God’s Gym owner, Gary O. Shields Sr. was just 19 in 1981 when he began bodybuilding at the old YMCA in Berkeley. He loved the aggressiveness of the sport and the camaraderie he found at the gym.
By the time he was 23, he had saved enough to open his own 900 square foot gym in West Oakland. He called it The Iron Pit, a street term for a prison yard weight lifting area. Many who trained at The Iron Pit came to the gym after being released from prison. Shields turned them into champions. He personally won five amateur titles, and over the years, he coached his teammates to 32 more.
“The Iron Pit” is still tattooed across Shields’ 19 inch, shaved left bicep. But, Shields’ gym isn’t in West Oakland anymore. It isn’t called The Iron Pit. And, he no longer leads a bodybuilding team.
Painted gloss black with two neon signs reading “We Care,” Shields’ new facility, named God’s Gym, is emblazoned with murals depicting a muscle bound Black Jesus presiding over silhouettes of a male and a female bodybuilder on parade. He moved the business to its current location in 1990.
“When I moved over here, I had $8 in my pocket,” Shields said.
“When I opened The Iron Pit, I hadn’t embraced faith.

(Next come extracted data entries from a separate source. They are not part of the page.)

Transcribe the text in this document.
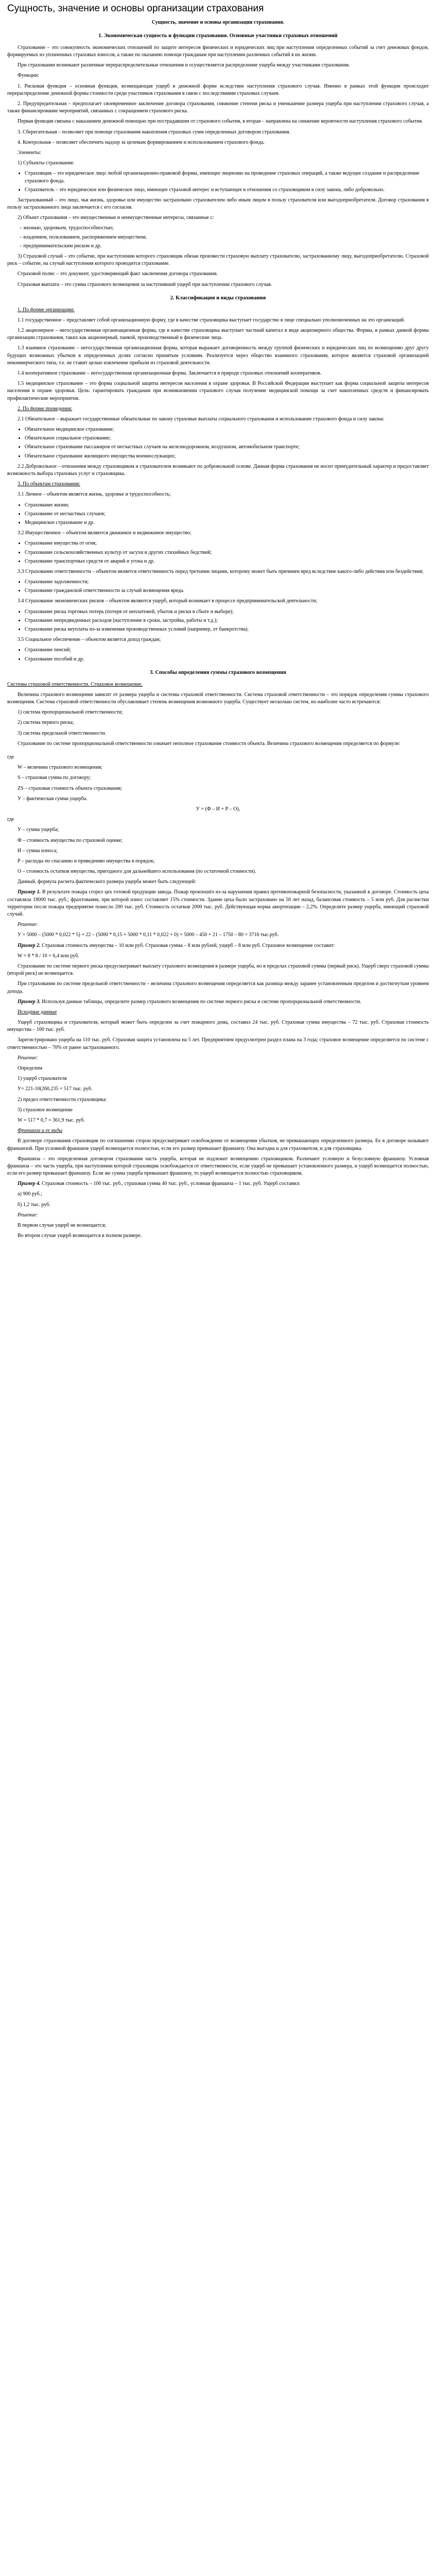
Сущность, значение и основы организации страхования
Сущность, значение и основы организации страхования.
1. Экономическая сущность и функции страхования. Основные участники страховых отношений

Страхование – это совокупность экономических отношений по защите интересов физических и юридических лиц при наступлении определенных событий за счет денежных фондов, формируемых из уплаченных страховых взносов, а также по оказанию помощи гражданам при наступлении различных событий в их жизни.

При страховании возникают различные перераспределительные отношения и осуществляется распределение ущерба между участниками страхования.

Функции:

1. Рисковая функция – основная функция, возмещающая ущерб в денежной форме вследствие наступления страхового случая. Именно в рамках этой функции происходит перераспределение денежной формы стоимости среди участников страхования в связи с последствиями страховых случаев.

2. Предупредительная – предполагает своевременное заключение договора страхования, снижение степени риска и уменьшение размера ущерба при наступлении страхового случая, а также финансирование мероприятий, связанных с сокращением страхового риска.

Первая функция связана с наказанием денежной помощью при пострадавшим от страхового события, в вторая – направлена на снижение вероятности наступления страхового события.

3. Сберегательная – позволяет при помощи страхования накопления страховых сумм определенных договором страхования.

4. Контрольная – позволяет обеспечить надзор за целевым формированием и использованием страхового фонда.

Элементы:

1) Субъекты страхования:

• Страховщик – это юридическое лицо любой организационно-правовой формы, имеющее лицензию на проведение страховых операций, а также ведущее создание и распределение страхового фонда.
• Страхователь – это юридическое или физическое лицо, имеющее страховой интерес и вступающее в отношения со страховщиком в силу закона, либо добровольно.

Застрахованный – это лицо, чья жизнь, здоровье или имущество застраховано страхователем либо иным лицом в пользу страхователя или выгодоприобретателя. Договор страхования в пользу застрахованного лица заключается с его согласия.

2) Объект страхования – это имущественные и неимущественные интересы, связанные с:

– жизнью, здоровьем, трудоспособностью;
– владением, пользованием, распоряжением имуществом;
– предпринимательским риском и др.

3) Страховой случай – это событие, при наступлении которого страховщик обязан произвести страховую выплату страхователю, застрахованному лицу, выгодоприобретателю. Страховой риск – событие, на случай наступления которого проводится страхование.

Страховой полис – это документ, удостоверяющий факт заключения договора страхования.

Страховая выплата – это сумма страхового возмещения за наступивший ущерб при наступлении страхового случая.

2. Классификация и виды страхования

1. По форме организации:

1.1 государственное – представляет собой организационную форму, где в качестве страховщика выступает государство в лице специально уполномоченных на это организаций.

1.2 акционерное – негосударственная организационная форма, где в качестве страховщика выступает частный капитал в виде акционерного общества. Формы, в рамках данной формы организации страхования, таких как акционерный, паевой, производственный и физические лица.

1.3 взаимное страхование – негосударственная организационная форма, которая выражает договоренность между группой физических и юридических лиц по возмещению друг другу будущих возможных убытков в определенных долях согласно принятым условиям. Реализуется через общество взаимного страхования, которое является страховой организацией некоммерческого типа, т.е. не ставит целью извлечение прибыли из страховой деятельности.

1.4 кооперативное страхование – негосударственная организационная форма. Заключается в природе страховых отношений кооперативов.

1.5 медицинское страхование – это форма социальной защиты интересов населения в охране здоровья. В Российской Федерации выступает как форма социальной защиты интересов населения в охране здоровья. Цель: гарантировать гражданам при возникновении страхового случая получение медицинской помощи за счет накопленных средств и финансировать профилактические мероприятия.

2. По форме проведения:

2.1 Обязательное – выражает государственные обязательные по закону страховые выплаты социального страхования и использование страхового фонда и силу закона:

• Обязательное медицинское страхование;
• Обязательное социальное страхование;
• Обязательное страхование пассажиров от несчастных случаев на железнодорожном, воздушном, автомобильном транспорте;
• Обязательное страхование жилищного имущества военнослужащих;

2.2 Добровольное – отношения между страховщиком и страхователем возникают по добровольной основе. Данная форма страхования не носит принудительный характер и предоставляет возможность выбора страховых услуг и страховщика.

3. По объектам страхования:

3.1 Личное – объектом является жизнь, здоровье и трудоспособность;

• Страхование жизни;
• Страхование от несчастных случаев;
• Медицинское страхование и др.

3.2 Имущественное – объектом являются движимое и недвижимое имущество;

• Страхование имущества от огня;
• Страхование сельскохозяйственных культур от засухи и других стихийных бедствий;
• Страхование транспортных средств от аварий и угона и др.

3.3 Страхование ответственности – объектом является ответственность перед третьими лицами, которому может быть причинен вред вследствие какого-либо действия или бездействия;

• Страхование задолженности;
• Страхование гражданской ответственности за случай возмещения вреда.

3.4 Страхование экономических рисков – объектом являются ущерб, который возникает в процессе предпринимательской деятельности;

• Страхование риска торговых потерь (потеря от неплатежей, убыток и риски в сбыте и выборе);
• Страхование непредвиденных расходов (наступление в сроки, застройка, работы и т.д.);
• Страхование риска неуплаты из-за изменения производственных условий (например, от банкротства).

3.5 Социальное обеспечение – объектом является доход граждан;

• Страхование пенсий;
• Страхование пособий и др.
3. Способы определения суммы страхового возмещения

Системы страховой ответственности. Страховое возмещение.

Величина страхового возмещения зависит от размера ущерба и системы страховой ответственности. Система страховой ответственности – это порядок определения суммы страхового возмещения. Система страховой ответственности обуславливает степень возмещения возможного ущерба. Существует несколько систем, но наиболее часто встречаются:

1) система пропорциональной ответственности;

2) система первого риска;

3) система предельной ответственности.

Страхование по системе пропорциональной ответственности означает неполное страхование стоимости объекта. Величина страхового возмещения определяется по формуле:

где

W – величина страхового возмещения;

S – страховая сумма по договору;

ZS – страховая стоимость объекта страхования;

У – фактическая сумма ущерба.

У = (Ф – И + Р – О),

где

У – сумма ущерба;

Ф – стоимость имущества по страховой оценке;

И – сумма износа;

Р – расходы по спасанию и приведению имущества в порядок;

О – стоимость остатков имущества, пригодного для дальнейшего использования (по остаточной стоимости).

Данный, формула расчета фактического размера ущерба может быть следующей:

Пример 1. В результате пожара сгорел цех готовой продукции завода. Пожар произошёл из-за нарушения правил противопожарной безопасности, указанной в договоре. Стоимость цеха составляла 18000 тыс. руб.; фрахтования, при которой износ составляет 15% стоимости. Здание цеха было застраховано на 50 лет назад, балансовая стоимость – 5 млн руб. Для расчистки территории после пожара предприятие понесло 200 тыс. руб. Стоимость остатков 2000 тыс. руб. Действующая норма амортизации – 2,2%. Определите размер ущерба, имеющий страховой случай.

Решение:

У = 5000 – (5000 * 0,022 * 5) + 22 – (5000 * 0,15 + 5000 * 0,11 * 0,022 + 0) = 5000 – 450 + 21 – 1750 – 80 = 3716 тыс.руб.

Пример 2. Страховая стоимость имущества – 10 млн руб. Страховая сумма – 8 млн рублей, ущерб – 8 млн руб. Страховое возмещение составит:

W = 8 * 8 / 10 = 6,4 млн руб.

Страхование по системе первого риска предусматривает выплату страхового возмещения в размере ущерба, но в пределах страховой суммы (первый риск). Ущерб сверх страховой суммы (второй риск) не возмещается.

При страховании по системе предельной ответственности – величина страхового возмещения определяется как разница между заранее установленным пределом и достигнутым уровнем дохода.

Пример 3. Используя данные таблицы, определите размер страхового возмещения по системе первого риска и системе пропорциональной ответственности.

Исходные данные

Ущерб страховщика и страхователя, который может быть определен за счет пожарного дома, составил 24 тыс. руб. Страховая сумма имущества – 72 тыс. руб. Страховая стоимость имущества – 100 тыс. руб.

Зарегистрировано ущерба на 110 тыс. руб. Страховая защита установлена на 5 лет. Предприятием предусмотрен раздел плана на 3 года; страховое возмещение определяется по системе с ответственностью – 70% от ранее застрахованного.

Решение:

Определим

1) ущерб страхователя

У= 221-10(260,235 = 517 тыс. руб.

2) предел ответственности страховщика:

3) страховое возмещение

W = 517 * 0,7 = 361,9 тыс. руб.

Франшиза и ее виды

В договоре страхования страховщик по соглашению сторон предусматривает освобождение от возмещения убытков, не превышающих определенного размера. Ее в договоре называют франшизой. При условной франшизе ущерб возмещается полностью, если его размер превышает франшизу. Она выгодна и для страхователя, и для страховщика.

Франшиза – это определенная договором страхования часть ущерба, которая не подлежит возмещению страховщиком. Различают условную и безусловную франшизу. Условная франшиза – это часть ущерба, при наступлении которой страховщик освобождается от ответственности, если ущерб не превышает установленного размера, и ущерб возмещается полностью, если его размер превышает франшизу. Если же сумма ущерба превышает франшизу, то ущерб возмещается полностью страховщиком.

Пример 4. Страховая стоимость – 100 тыс. руб., страховая сумма 40 тыс. руб., условная франшиза – 1 тыс. руб. Ущерб составил:

а) 900 руб.;

б) 1,2 тыс. руб.

Решение:

В первом случае ущерб не возмещается;

Во втором случае ущерб возмещается в полном размере.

I was a prisoner in my own mind. When I embraced faith, it changed my life,” said Shields.
Shields said he grew surrounded by racial tension. He was filled with anger for many years. But, he says his relationship with Christ allowed him to be kind again.
Today you can see evidence of Shields’ prosperity in the late model BMW with the GODZ GYM plates parked in front of the business.
“It’s successful because of God,” said Shields who has added a “God’s Law” tattoo to his left arm and a Bible verse to his right.
Charlotte Franklin, 64, said she loves working out with Shields. She first came to God’s Gym with her college-aged granddaughter. She says she’s put on a little weight in her retirement and Shields is helping her to “get this tire off of me.”
While Shields cajoled three gym members through a set of lunges, KTVU weekend news anchor, Sara Sidner ran at full tilt on a treadmill in the center of the gym. She said she talks about everything from politics to religion with Shields. And, she’s met a ton of people at the gym too.
“There’s not a person in here who’s not interesting,” Sidner said.
That’s by design. It’s his goal to tear down economic and racial barriers inside God’s Gym. Today, people from all backgrounds sweat together.
“I introduce everyone to everyone – rich people, not so rich people, they’re all here.” Shields said.
“Money didn’t make me happy. My biggest accomplishment is changing people’s lives,” Shields said. “People come here. They’re hopeless. They say, ‘I can never get in shape.’ I help them.”